Indeed, Packaged Facts, a publishing division of MarketResearch.com, released a report last month that noted, "In 2003, retail sales of baked goods, flour and pasta that were marketed as 'free from' wheat, soy, gluten or other common allergens reached $336 million, up nearly 27 percent from 2002 and more than double the $150 million in sales registered in 1999." The overall market for food allergy and intolerance products could reach $3.9 billion by 2008, up from an estimated $2 billion now, the company projected in its report, "The U.S. Market for Food Allergy and Intolerance Products."
Whole Foods carries gluten-free products from other companies in addition to its private-label line. But, Monarch said, "How many manufacturers are there now?
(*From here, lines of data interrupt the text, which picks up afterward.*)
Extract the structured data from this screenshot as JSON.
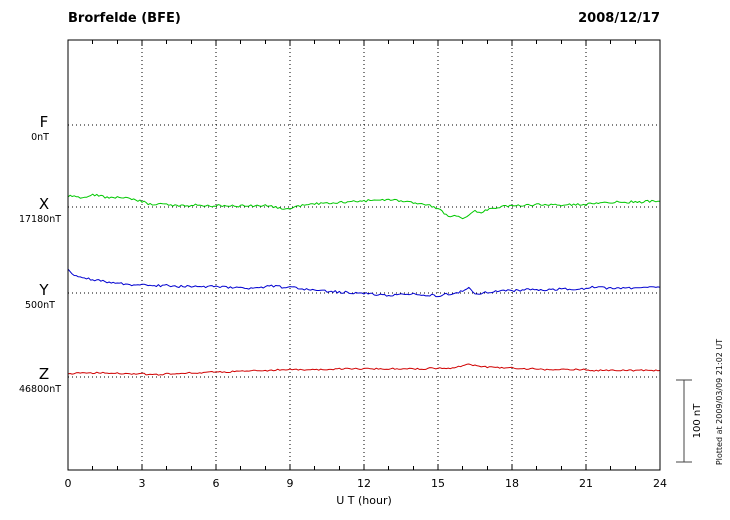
{
  "header": {
    "title": "Brorfelde (BFE)",
    "date": "2008/12/17"
  },
  "axis": {
    "xlabel": "U T (hour)",
    "ticks": [
      "0",
      "3",
      "6",
      "9",
      "12",
      "15",
      "18",
      "21",
      "24"
    ]
  },
  "scalebar": {
    "label": "100 nT",
    "span_nT": 100
  },
  "footer_note": "Plotted at 2009/03/09 21:02 UT",
  "colors": {
    "background": "#ffffff",
    "axis": "#000000"
  },
  "chart_data": {
    "type": "line",
    "title": "Brorfelde (BFE) magnetogram 2008/12/17",
    "xlabel": "U T (hour)",
    "x_range": [
      0,
      24
    ],
    "x_tick_step": 3,
    "sample_interval_hours": 0.25,
    "scale_nT_per_division": 100,
    "units": "nT offset relative to each channel baseline",
    "grid": "dotted vertical every 3 h, dotted horizontal baseline per channel",
    "channels": [
      {
        "id": "F",
        "label": "F",
        "baseline_label": "0nT",
        "color": "#e8a200",
        "values": []
      },
      {
        "id": "X",
        "label": "X",
        "baseline_label": "17180nT",
        "color": "#00c800",
        "values": [
          13,
          14,
          12,
          13,
          15,
          14,
          12,
          11,
          12,
          11,
          10,
          8,
          7,
          4,
          2,
          5,
          3,
          1,
          2,
          1,
          2,
          3,
          2,
          1,
          2,
          1,
          2,
          2,
          1,
          2,
          1,
          2,
          2,
          1,
          -1,
          -3,
          -2,
          0,
          2,
          3,
          4,
          4,
          5,
          5,
          6,
          6,
          6,
          7,
          7,
          8,
          8,
          8,
          9,
          8,
          7,
          6,
          5,
          4,
          3,
          1,
          -2,
          -8,
          -12,
          -10,
          -14,
          -9,
          -5,
          -7,
          -3,
          -1,
          0,
          1,
          1,
          2,
          2,
          2,
          3,
          3,
          2,
          3,
          2,
          3,
          3,
          3,
          3,
          4,
          4,
          5,
          5,
          6,
          6,
          6,
          7,
          6,
          7,
          7,
          7
        ]
      },
      {
        "id": "Y",
        "label": "Y",
        "baseline_label": "500nT",
        "color": "#0000d0",
        "values": [
          28,
          22,
          20,
          18,
          16,
          15,
          14,
          13,
          12,
          11,
          10,
          10,
          10,
          9,
          9,
          9,
          9,
          8,
          8,
          8,
          8,
          8,
          7,
          8,
          8,
          7,
          7,
          7,
          6,
          6,
          6,
          6,
          7,
          9,
          8,
          7,
          7,
          6,
          5,
          4,
          4,
          3,
          2,
          2,
          1,
          1,
          0,
          0,
          0,
          -1,
          -2,
          -3,
          -3,
          -2,
          -2,
          -1,
          -1,
          -2,
          -3,
          -2,
          -4,
          -2,
          -1,
          0,
          2,
          8,
          -2,
          0,
          1,
          2,
          2,
          3,
          3,
          3,
          4,
          4,
          4,
          4,
          4,
          4,
          5,
          5,
          5,
          5,
          5,
          7,
          8,
          6,
          6,
          6,
          6,
          6,
          7,
          7,
          7,
          7,
          7
        ]
      },
      {
        "id": "Z",
        "label": "Z",
        "baseline_label": "46800nT",
        "color": "#d00000",
        "values": [
          4,
          4,
          5,
          5,
          5,
          5,
          5,
          5,
          5,
          4,
          4,
          4,
          4,
          3,
          3,
          3,
          4,
          4,
          4,
          5,
          5,
          5,
          5,
          6,
          6,
          6,
          6,
          7,
          7,
          7,
          8,
          8,
          8,
          8,
          9,
          9,
          9,
          9,
          9,
          9,
          9,
          9,
          9,
          9,
          10,
          10,
          10,
          10,
          10,
          10,
          10,
          10,
          10,
          10,
          10,
          10,
          10,
          10,
          10,
          11,
          10,
          11,
          11,
          12,
          13,
          16,
          14,
          13,
          12,
          12,
          11,
          11,
          11,
          10,
          10,
          10,
          10,
          9,
          9,
          9,
          9,
          9,
          9,
          9,
          9,
          8,
          8,
          8,
          8,
          8,
          8,
          8,
          8,
          8,
          8,
          8,
          8
        ]
      }
    ]
  }
}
Few."
Steve Warnert, director of sales and marketing for Amy's Kitchen, which produces some gluten-free products, said Whole Foods' growth in the gluten-free category won't threaten his company. "We see this as completely good news for everyone," he said.
Whole Foods officials declined to comment, citing a policy of not granting interviews to the trade press.
"We would be very surprised not to see continued expansion of gluten-free products, as well as other solutions for diet-restricted shoppers," said Warnert, adding that demand for gluten-free products is not related to short-term interest, like the demand for low-carb products.